OneDB: A Distributed Multi-Metric Data Similarity Search System
Abstract
Increasingly massive volumes of multi-modal data are being accumulated in many {real world} settings, including in health care and e-commerce. This development calls for effective general-purpose data management solutions for multi-modal data. Such a solution must facilitate user-friendly and accurate retrieval of any multi-modal data according to diverse application requirements. Further, such a solution must be capable of efficient and scalable retrieval. To address this need, we present OneDB, a distributed multi-metric data similarity retrieval system. This system exploits the fact that data of diverse modalities, such as text, images, and video, can be represented as metric data. The system thus affords each data modality its own metric space with its own distance function and then uses a multi-metric model to unify multi-modal data.
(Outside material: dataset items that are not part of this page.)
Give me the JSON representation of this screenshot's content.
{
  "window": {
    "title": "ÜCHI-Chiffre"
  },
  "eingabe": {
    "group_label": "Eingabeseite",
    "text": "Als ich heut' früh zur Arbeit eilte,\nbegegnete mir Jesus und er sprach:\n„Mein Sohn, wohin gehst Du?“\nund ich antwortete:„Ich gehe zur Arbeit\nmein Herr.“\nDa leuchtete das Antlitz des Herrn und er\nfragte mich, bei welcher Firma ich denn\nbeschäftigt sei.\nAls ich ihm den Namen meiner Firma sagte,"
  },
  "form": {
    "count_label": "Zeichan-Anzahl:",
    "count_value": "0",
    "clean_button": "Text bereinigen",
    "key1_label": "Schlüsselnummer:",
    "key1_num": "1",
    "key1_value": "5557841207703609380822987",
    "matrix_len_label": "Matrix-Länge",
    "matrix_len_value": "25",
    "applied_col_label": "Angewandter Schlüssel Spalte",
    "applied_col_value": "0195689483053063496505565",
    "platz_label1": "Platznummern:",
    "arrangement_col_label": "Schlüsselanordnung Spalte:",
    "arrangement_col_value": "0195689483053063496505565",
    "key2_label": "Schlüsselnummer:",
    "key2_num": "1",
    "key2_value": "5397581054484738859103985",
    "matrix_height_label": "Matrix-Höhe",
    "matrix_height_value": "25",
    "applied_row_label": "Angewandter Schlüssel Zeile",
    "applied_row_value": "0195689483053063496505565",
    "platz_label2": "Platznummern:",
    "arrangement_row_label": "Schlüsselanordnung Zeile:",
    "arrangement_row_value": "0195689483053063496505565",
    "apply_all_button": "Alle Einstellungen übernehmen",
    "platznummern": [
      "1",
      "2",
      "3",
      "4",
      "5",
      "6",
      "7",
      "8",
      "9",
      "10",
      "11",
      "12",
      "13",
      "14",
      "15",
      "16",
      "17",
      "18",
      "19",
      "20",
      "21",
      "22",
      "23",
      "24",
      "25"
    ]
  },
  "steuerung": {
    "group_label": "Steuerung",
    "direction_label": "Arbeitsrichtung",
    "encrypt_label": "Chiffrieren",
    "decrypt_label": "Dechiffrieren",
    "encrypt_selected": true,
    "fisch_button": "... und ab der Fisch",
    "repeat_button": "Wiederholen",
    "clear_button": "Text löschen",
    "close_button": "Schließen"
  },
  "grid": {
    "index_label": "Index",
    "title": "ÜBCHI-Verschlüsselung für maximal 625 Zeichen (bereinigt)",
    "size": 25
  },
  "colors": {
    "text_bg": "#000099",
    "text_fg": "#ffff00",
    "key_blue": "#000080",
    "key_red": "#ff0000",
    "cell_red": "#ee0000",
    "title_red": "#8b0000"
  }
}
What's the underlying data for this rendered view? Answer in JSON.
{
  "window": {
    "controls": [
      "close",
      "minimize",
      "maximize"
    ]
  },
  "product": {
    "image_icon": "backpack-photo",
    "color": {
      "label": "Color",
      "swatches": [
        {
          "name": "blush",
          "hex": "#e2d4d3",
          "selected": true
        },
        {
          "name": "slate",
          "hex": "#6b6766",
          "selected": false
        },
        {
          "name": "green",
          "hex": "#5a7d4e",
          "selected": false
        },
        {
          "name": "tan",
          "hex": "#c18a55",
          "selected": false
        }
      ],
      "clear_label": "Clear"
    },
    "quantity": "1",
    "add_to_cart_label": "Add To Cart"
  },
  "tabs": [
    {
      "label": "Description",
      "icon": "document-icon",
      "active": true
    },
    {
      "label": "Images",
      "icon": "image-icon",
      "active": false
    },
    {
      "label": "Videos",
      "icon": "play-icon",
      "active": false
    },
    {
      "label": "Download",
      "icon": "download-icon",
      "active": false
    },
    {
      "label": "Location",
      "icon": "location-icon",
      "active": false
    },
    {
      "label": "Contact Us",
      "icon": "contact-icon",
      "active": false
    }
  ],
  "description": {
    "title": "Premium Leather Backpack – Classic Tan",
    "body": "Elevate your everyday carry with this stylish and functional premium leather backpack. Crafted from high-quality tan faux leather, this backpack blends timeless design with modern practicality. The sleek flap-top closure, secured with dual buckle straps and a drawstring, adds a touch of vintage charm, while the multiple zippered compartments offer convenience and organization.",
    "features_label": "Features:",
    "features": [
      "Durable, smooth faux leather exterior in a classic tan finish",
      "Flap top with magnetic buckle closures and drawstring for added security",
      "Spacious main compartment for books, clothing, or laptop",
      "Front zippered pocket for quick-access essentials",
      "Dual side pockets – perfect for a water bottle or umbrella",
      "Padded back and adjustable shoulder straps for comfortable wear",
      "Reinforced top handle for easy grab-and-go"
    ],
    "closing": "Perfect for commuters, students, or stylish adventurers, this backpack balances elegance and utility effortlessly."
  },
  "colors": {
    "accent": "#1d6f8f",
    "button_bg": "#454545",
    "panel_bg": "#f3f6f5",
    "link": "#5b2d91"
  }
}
The system features several innovations: (i) an extended Spart SQL query interface; (ii) lightweight means of learning appropriate weights of different modalities when retrieving multi-modal data to enable accurate retrieval; (iii) smart search-space pruning strategies that improve efficiency; (iv) two-layered indexing of data to ensure load-balancing during distributed processing; and (v) end-to-end system parameter autotuning. Experiments on three real-life datasets and two synthetic datasets offer evidence that the system is capable of state-of-the-art performance: (i) efficient and effective weight learning; (ii) retrieval accuracy improvements of 12.63\%--30.75\% over the state-of-the-art vector similarity search system at comparable efficiency; (iii) accelerated search by 2.5--5.75x over state-of-the-art single- or multi-metric solutions; (iv) demonstrated high scalability; and (v) parameter tuning that enables performance improvements of 15+%.